Dorothea had a son at the ripe age of 40; her husband absented himself from the family (for more on his father’s story, see Mills's earlier Beginners), so she is left raising Jamie on her own. Played by Lucas Jade Zuman, Jamie is one of those 15-year-old boys who are beaten up at school by the jocks because he likes the Talking Heads. Although he looks uncannily like a young prince painted by Botticelli, Jamie’s a California skater boy, and in love with his childhood friend Julie (Elle Fanning, pictured below). Unfortunately for him, she’s too busy having sex with ungrateful older boys.
Julie likes to climb in Jamie’s bedroom window and curl up next to him when life with her intrusive therapist mum becomes too much. She is not the only extra at the breakfast table – Dorothea’s big, ramshackle house in Santa Barbara provides lodging for stoner handyman William (Billy Crudup) and photographer Abbie (Greta Gerwig), who is having her own existential crisis which involves mainlining feminist texts and confronting cervical cancer.
20th Century Women shifts narrative perspective repeatedly and at one point meanders into a road movie, but it’s essentially saturated with the atmosphere of a time and place – Santa Barbara, California: 1979. Mills conjures up a nation at a turning point; post-hippy, mid-punk, proto-identity politics. The Raincoats and the Clash are on the soundtrack, Our Bodies, Our Selves is on the bookshelf while President Carter pops up on TV questioning the very meaning of America.
This makes Mills's film sound heavier than it is and it shouldn’t do – it sparkles with funny exchanges and tender embarrassments.
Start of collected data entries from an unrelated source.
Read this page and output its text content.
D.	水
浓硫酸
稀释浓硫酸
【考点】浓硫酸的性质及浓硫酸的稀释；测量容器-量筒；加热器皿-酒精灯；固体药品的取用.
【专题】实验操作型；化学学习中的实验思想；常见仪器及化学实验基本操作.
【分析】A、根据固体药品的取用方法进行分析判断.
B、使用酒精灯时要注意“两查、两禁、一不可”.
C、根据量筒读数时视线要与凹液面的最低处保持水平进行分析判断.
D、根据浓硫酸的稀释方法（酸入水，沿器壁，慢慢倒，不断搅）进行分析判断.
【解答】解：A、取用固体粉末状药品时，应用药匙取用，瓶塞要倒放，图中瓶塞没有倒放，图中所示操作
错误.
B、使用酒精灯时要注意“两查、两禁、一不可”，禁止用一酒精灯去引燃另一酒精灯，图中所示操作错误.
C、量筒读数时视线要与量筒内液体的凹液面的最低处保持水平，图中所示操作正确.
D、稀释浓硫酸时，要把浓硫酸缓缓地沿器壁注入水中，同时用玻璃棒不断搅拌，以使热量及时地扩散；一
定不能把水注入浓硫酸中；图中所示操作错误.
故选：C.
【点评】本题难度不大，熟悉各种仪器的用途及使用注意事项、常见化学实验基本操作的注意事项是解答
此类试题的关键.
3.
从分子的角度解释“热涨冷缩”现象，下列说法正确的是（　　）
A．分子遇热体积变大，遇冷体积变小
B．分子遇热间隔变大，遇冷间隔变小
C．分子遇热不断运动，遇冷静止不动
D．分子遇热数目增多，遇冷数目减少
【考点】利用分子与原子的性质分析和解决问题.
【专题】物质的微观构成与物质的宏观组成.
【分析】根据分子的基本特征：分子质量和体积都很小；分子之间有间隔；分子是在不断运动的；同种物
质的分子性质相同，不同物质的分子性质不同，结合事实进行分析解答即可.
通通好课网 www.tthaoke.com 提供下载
Dorothea is a free-spirited mom who invites the firemen who doused her burning car over to her house warming party, much to her son’s chagrin. She tries to get into Jamie's music, dancing to Black Flag when Louis Armstrong is more her style. But she’s also the mom we all wanted when we were a teen – the one who agrees that going to school every day is just a bit unnecessary.
The narrative loops between romantic crises, punk gigs and conversations about menstruation. Nothing really happens, there are no great showdowns or revelations, just people growing up, growing old and dying; sometimes that’s enough to make a charming movie and with 20th Century Women Michael Mills has pulled it off.